Literally, with machine learning, you show computer how to do certain things. For example, you want a computer to know how to cross a road, says Ernest Davis, a professor of computer science at New York University. With conventional programming, you would give it a very precise set of rules, telling it how to look left and right, wait for cars, use pedestrian crossings, etc., and then let it go. With machine learning, you’d instead show it 10,000 videos of someone crossing the road safely (and 10,000 videos of someone getting hit by a car), and then let it do its thing.
The tricky thing is to force a computer to absorb information from these videos. Over the last decades, scientists and programmers used different methods of teaching computers.
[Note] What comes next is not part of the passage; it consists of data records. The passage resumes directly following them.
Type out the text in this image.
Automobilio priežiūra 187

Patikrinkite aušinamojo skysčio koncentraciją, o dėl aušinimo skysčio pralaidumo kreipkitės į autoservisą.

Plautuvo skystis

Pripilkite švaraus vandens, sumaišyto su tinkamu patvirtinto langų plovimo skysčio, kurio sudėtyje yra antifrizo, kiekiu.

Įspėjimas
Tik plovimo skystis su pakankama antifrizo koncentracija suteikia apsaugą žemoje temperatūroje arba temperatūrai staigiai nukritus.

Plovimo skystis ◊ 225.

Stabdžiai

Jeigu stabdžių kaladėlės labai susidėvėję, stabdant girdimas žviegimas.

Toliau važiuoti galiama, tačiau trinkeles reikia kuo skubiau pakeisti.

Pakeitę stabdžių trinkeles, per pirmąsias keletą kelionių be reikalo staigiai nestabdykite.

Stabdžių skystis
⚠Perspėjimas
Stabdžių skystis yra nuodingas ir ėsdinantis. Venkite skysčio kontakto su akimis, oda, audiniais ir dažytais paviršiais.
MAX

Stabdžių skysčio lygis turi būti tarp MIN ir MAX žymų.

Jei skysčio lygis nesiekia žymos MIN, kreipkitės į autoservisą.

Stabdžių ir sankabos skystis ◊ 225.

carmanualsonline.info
For example, a method of reinforcement learning, where you give computer reward, optimising the best solution and genetic algorithms, was very popular.
There’s one teaching method that’s become particularly useful and popular: deep learning. We will look at this type of machine learning, that uses lots of layers in a neural network to analyze data at different abstractions, in our next blog post.
Artificial intelligence is changing. We are now recognising that most things called ‘AI’ in the past are nothing more than advanced programming tricks. Machine learning techniques are the future of AI but not necessarily using the methods popular today. It’s also a good way to recognise previously unrecognisable patterns, which means that this type of pattern recognition is a part in series of breakthroughs in solving part of AI problem.